Robust subspace recovery (RSR) is a fundamental problem in robust representation learning. Although RSR has received considerable attention in the literature, there are still several aspects of RSR that remain highly unexplored. In particular, when the dimension of the underlying subspace is unknown and the data contains significant numbers of outlying entries many methods can struggle to identify the correct subspace. Here we focus on a recently proposed RSR method termed Dual Principal Component Pursuit (DPCP) approach, which aims to recover a basis of the orthogonal complement of the subspace.
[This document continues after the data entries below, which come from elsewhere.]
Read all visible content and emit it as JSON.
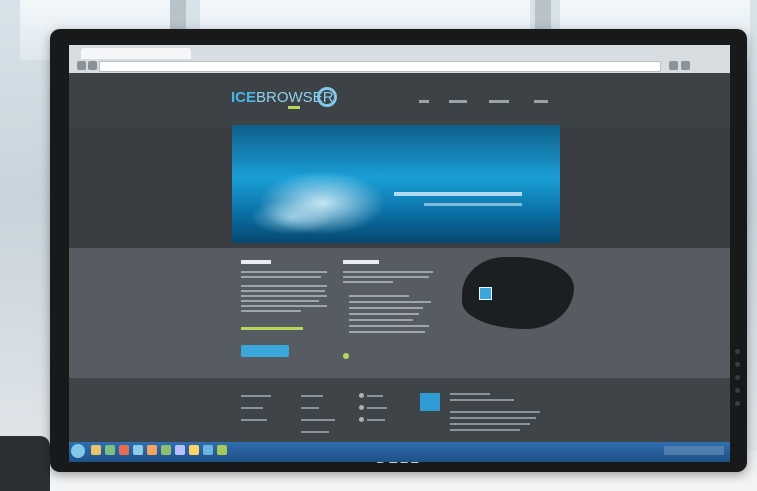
{
  "monitor": {
    "brand": "DELL"
  },
  "website": {
    "logo": {
      "primary": "ICE",
      "secondary": "BROWSER"
    }
  },
  "colors": {
    "brand_blue": "#3aa7dc",
    "accent_green": "#b5d85a",
    "page_dark": "#3d4247",
    "monitor_bezel": "#18191b"
  }
}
While prior work has shown that DPCP can provably recover the correct subspace in the presence of outliers, this relies on knowing the true dimension of the subspace, which is typically not possible in practice, and DPCP often fails when this dimension is unknown. Instead, we propose a very simple algorithm based on running multiple instances of a projected sub-gradient descent method (PSGM), with each problem instance seeking to find one vector in the null space of the subspace. Here we show that under mild conditions that this approach will succeed with high probability. In particular, we show that 1) all of the problem instances will converge to a vector in the null space of the subspace and 2) the ensemble of problem instance solutions will be sufficiently diverse to fully span the null space of the subspace (and thus reveal the true codimension of the subspace) even when the true subspace dimension is unknown. We provide empirical results that corroborate our theoretical results and showcase the remarkable implicit rank regularization behavior of PSGM algorithm that allows us to perform RSR without being aware of the subspace dimension.